Lebanese deputy Prime Minister Ghassan Hasbani hoped that London would not change its policy towards Lebanon and that its decision would not affect the government.
“Hezbollah is part of the government through the policy statement that stresses Lebanon’s policy of disassociation,” he told Asharq Al-Awsat. “We refuse for the government to be taken away from this policy.”
Moreover, he hoped that European and American powers would distinguish between the Lebanese government and Hezbollah.
Director of the Levant Institute for Strategic Affairs, Dr. Sami Nader warned that London’s decision could pave the way for a similar move by the EU, which still distinguishes between Hezbollah’s political and military wings.
“This distinction has long given the Europeans a margin to maneuver and this has always bothered the Americans,” he told Asharq Al-Awsat.
He predicted that London’s decision would negatively impact its policy towards the Lebanese government and the implementation of the CEDRE conference pledges.
“The legal groundwork is now open to all political and economic punitive measures, not just on the party and its ministers, but the entire government,” Nader warned.
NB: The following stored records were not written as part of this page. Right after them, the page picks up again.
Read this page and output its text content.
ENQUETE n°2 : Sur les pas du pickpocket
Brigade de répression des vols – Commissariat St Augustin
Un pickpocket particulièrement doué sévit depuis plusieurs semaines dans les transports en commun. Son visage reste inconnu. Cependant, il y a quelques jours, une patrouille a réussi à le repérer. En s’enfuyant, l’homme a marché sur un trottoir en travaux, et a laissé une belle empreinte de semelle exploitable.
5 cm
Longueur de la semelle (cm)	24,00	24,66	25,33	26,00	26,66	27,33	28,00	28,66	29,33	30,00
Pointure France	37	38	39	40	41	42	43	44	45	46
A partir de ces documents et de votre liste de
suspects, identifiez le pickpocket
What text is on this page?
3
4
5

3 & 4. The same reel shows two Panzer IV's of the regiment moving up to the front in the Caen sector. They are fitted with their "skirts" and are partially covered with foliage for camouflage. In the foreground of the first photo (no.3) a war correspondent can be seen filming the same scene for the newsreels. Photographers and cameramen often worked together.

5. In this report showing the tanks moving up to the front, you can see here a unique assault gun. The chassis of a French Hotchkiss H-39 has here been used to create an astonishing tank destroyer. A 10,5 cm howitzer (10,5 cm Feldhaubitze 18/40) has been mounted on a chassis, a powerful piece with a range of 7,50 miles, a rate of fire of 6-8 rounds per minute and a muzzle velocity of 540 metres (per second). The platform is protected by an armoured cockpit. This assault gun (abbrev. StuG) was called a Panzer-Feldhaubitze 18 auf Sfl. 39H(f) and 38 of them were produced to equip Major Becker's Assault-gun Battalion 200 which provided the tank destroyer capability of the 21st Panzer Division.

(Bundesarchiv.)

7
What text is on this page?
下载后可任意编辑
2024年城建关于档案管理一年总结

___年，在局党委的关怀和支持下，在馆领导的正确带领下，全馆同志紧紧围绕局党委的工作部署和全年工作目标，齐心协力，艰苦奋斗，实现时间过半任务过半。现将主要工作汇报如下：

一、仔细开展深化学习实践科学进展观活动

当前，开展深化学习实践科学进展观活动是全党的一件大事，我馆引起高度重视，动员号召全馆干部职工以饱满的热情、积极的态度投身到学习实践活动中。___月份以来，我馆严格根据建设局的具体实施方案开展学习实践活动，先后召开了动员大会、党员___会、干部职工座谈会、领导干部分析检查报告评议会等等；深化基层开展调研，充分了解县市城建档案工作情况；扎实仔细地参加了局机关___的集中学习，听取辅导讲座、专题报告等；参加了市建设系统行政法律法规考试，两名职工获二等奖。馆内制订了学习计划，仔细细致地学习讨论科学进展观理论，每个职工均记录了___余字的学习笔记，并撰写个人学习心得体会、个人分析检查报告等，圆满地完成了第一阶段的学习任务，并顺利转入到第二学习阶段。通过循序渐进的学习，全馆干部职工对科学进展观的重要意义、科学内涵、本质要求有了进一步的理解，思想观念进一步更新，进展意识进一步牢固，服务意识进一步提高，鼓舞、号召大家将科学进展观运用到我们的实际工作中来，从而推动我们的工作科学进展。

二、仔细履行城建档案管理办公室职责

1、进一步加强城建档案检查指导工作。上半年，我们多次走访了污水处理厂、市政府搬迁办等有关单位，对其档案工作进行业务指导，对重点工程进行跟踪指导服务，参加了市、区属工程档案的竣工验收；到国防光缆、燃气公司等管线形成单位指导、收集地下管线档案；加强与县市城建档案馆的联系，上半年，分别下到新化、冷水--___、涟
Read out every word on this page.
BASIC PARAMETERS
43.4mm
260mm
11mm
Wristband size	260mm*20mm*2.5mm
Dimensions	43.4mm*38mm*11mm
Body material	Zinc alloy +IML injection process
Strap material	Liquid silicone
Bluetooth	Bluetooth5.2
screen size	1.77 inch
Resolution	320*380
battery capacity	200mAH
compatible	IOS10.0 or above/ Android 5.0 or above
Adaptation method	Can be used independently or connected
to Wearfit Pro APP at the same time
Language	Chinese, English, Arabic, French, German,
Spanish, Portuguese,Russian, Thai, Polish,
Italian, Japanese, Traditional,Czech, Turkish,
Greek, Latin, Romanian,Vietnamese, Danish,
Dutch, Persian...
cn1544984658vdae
The British ban, which will come into force on Friday subject to parliament's approval, means anyone who is a member of Hezbollah or invites support will be committing a criminal offense with a potential sentence of up to 10 years in jail.
Explaining its decision, the British government said the organization continued to amass weapons in contravention of UN Security Council resolutions, while its support for the head of the Syrian regime, Bashar Assad, had prolonged the conflict and the "brutal and violent repression of the Syrian people".